Oh the joy of re-reading the classics! When you don’t have to be critically evaluated on your thoughts (whether it be an assignment, exam or an essay), you can appreciate the richness of the prose in new and different ways. Also, a more mature mind can pick up the minor references in the text that a student stressed out about exams can not. Finding one book from each of these authors was a trial: there were the drama plays, the books read in class and the movie adaptations. Here are our recommendations for re-reading the classics in your own sweet time.
Great Expectations by Charles Dickens
Enjoy the classic tale of adolescence, growth, and loyalty, all set in Victorian London. The cautionary tale of a young man raised high above his station by a mysterious benefactor has remarkable characters and a mysteriously compelling story. The orphaned boy Pip snobbishly abandons his friends for London society and ‘great expectations’, and grows through misfortune and suffering to maturity. This is one of Dickens’ most popular and best loved novels.
King Lear by William Shakespeare
Similarly themed, the story of King Lear beautifully illustrates the old saying ‘pride comes before a fall.’ I’ve always found this story the most heart-breaking of all of Shakespeare’s works. King Lear decides to step down and divide his kingdom between his three daughters. When his youngest and favorite daughter refuses to compete and perform her love for him, he is enraged and disowns her. She remains loyal to him, however, though he slides into madness and his other children betray him.
Emma by Jane Austen
Emma Woodhouse, handsome, clever, rich – and fiercely independent – is perfectly content with her life and sees no need for either love or marriage. Nothing, however, delights her more than interfering in the romantic lives of others. But when she ignores the advice of her good friend Mr Knightley and attempts to arrange a suitable match for the pretty, naïve Harriet Smith, her well-laid plans soon unravel and have consequences that she never expected.
The Adventures of Huckleberry Finn by Mark Twain
Huck is a young, naive white boy fleeing from his drunken, dangerous Pa; and Jim is a runaway slave longing to be reunited with his family. Flung together by circumstance, they journey down the Mississippi together on a log raft, each in search of his own definition of freedom. Their daring adventures along the way provide both entertainment and a satirical look at the moral values of the Deep South of the 1800s.
The Old Man and the Sea by Ernest Hemingway
Set in the Gulf Stream off the toast of Havana, Hemingway’s magnificent fable is the story of an old man, a young boy and a giant fish. In a perfectly crafted story, which won for Hemingway the Nobel Prize for Literature, is a unique and timeless vision of the beauty and grief of man’s challenge to the elements in which he lives.

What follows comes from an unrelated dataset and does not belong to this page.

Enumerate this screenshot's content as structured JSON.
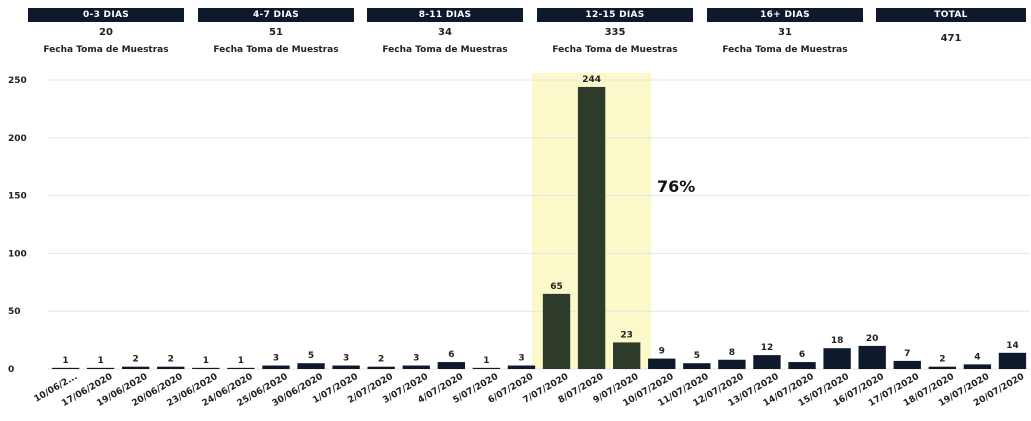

The Importance of Being Earnest by Oscar Wilde
‘Earnest’ is a witty and buoyant comedy of manners that has delighted millions in countless productions since its first performance in London’s St. James’ Theatre in 1895. Oscar Wilde’s brilliant play makes fun of the English upper classes with light-hearted satire and dazzling humour. It is 1890’s England and two young gentlemen are being somewhat limited with the truth. To inject some excitement into their lives, Mr Worthing invents a brother, Earnest, as an excuse to leave his dull country life behind him to pursue the object of his desire, the ravishing Gwendolyn.